What is the Frobenius inner product and how does it relate to the Hadamard product?
The Frobenius inner product of two matrices A and B is defined as the sum of all entries of their Hadamard product, or equivalently, trace(A^T * B). It measures the similarity between two matrices in the same way the dot product measures similarity between vectors. The Frobenius inner product equals the sum of all A_ij * B_ij. It induces the Frobenius norm: ||A||_F = sqrt(trace(A^T * A)) = sqrt(sum of squares of all entries). This connection between the Hadamard product and the Frobenius inner product is important in optimization, statistics, and machine learning where matrix similarity measures are needed.
Where is the Hadamard product used in machine learning?
The Hadamard product is ubiquitous in modern machine learning. In neural networks, element-wise operations are fundamental building blocks. LSTM (Long Short-Term Memory) networks use Hadamard products in their gating mechanisms: the forget gate, input gate, and output gate all involve element-wise multiplication of gate activations with cell states or hidden states. Attention mechanisms in transformers use element-wise operations for masking. In image processing, element-wise multiplication implements spatial filtering and feature weighting. Dropout regularization can be viewed as a Hadamard product with a random binary mask. Batch normalization involves element-wise scaling and shifting.

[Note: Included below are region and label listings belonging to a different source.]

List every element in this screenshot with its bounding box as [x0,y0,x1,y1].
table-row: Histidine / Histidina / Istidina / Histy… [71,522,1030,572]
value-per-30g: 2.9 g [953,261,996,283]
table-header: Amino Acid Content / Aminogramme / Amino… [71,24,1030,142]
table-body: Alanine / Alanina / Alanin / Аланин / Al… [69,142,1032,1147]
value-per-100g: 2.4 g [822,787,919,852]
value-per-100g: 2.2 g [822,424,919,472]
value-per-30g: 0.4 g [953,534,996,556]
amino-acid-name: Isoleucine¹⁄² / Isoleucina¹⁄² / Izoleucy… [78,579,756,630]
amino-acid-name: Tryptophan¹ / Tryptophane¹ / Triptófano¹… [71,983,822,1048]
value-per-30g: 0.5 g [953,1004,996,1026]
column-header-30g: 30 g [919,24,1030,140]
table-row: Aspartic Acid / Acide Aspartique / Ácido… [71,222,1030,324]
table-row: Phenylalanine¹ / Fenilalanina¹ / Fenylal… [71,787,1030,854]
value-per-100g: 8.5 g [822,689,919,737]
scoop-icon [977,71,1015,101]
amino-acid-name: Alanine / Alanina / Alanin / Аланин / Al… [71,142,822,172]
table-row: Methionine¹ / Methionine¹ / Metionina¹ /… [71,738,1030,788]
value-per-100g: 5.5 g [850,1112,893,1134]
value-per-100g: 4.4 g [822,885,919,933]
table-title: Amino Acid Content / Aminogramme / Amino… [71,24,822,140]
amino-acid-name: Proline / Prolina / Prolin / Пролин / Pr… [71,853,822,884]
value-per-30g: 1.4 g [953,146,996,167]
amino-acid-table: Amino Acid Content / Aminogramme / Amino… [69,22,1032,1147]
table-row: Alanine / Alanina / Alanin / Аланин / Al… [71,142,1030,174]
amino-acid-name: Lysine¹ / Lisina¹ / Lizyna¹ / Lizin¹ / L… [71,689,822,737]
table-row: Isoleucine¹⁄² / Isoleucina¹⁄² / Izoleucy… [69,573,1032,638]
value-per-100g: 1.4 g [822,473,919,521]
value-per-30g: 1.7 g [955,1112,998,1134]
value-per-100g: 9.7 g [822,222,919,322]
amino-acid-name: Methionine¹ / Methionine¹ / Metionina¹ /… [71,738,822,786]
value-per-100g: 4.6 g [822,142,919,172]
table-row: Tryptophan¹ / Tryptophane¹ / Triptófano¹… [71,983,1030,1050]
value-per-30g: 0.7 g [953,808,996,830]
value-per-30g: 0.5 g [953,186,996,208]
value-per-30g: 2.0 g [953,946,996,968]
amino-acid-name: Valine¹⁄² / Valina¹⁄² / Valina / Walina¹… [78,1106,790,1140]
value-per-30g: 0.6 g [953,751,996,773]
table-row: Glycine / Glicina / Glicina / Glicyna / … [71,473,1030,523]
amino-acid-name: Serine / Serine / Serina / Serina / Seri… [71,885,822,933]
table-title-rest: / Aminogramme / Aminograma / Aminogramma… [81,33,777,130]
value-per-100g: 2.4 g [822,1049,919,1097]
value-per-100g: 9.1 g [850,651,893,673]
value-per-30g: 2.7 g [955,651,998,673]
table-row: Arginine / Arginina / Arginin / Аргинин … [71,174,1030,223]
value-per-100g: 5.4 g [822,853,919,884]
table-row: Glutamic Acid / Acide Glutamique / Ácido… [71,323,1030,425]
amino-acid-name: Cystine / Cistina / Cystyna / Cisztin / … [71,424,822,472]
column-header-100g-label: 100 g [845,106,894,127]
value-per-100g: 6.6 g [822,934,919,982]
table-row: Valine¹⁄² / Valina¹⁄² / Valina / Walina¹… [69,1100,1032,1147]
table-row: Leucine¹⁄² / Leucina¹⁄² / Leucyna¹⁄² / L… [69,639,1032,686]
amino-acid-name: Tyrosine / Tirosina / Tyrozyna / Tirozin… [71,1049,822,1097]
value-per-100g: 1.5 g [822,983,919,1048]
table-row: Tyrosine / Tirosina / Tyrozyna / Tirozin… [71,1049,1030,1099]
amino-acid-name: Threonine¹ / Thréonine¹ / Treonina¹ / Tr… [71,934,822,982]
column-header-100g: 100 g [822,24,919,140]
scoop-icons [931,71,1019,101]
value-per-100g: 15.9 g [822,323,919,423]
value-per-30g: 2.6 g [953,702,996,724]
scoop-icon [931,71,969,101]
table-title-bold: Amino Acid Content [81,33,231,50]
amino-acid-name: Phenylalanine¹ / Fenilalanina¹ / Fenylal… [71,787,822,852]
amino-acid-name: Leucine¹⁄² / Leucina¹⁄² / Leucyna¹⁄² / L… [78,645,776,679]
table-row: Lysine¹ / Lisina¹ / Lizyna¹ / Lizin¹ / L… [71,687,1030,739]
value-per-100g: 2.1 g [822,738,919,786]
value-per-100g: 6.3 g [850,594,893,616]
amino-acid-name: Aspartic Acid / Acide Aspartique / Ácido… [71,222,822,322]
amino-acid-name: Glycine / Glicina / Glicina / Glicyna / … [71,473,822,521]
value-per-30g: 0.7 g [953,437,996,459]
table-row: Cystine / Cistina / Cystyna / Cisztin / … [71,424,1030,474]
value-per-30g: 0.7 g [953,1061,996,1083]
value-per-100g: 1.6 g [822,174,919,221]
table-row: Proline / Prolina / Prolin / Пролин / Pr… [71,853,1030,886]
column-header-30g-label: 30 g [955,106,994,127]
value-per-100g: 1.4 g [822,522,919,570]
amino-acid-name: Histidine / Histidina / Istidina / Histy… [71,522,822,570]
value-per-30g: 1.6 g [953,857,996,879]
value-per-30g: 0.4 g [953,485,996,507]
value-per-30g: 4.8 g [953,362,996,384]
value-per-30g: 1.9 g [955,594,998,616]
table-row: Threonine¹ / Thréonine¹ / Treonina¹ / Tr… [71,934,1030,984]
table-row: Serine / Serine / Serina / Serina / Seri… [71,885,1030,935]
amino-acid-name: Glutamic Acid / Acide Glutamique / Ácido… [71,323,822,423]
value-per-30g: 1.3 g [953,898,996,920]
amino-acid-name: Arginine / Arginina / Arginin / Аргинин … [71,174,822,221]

What is the Schur product theorem?
The Schur product theorem (also called the Hadamard product theorem for positive definite matrices) states that if A and B are both positive semi-definite matrices, then their Hadamard product A * B is also positive semi-definite. Furthermore, if both A and B are positive definite (strictly), then A * B is also positive definite. This is a powerful result with applications in statistics (covariance matrix estimation), optimization (semidefinite programming), and graph theory. The proof uses the eigendecomposition of the matrices and shows that A * B can be expressed as a principal submatrix of the Kronecker product, which preserves positive semi-definiteness.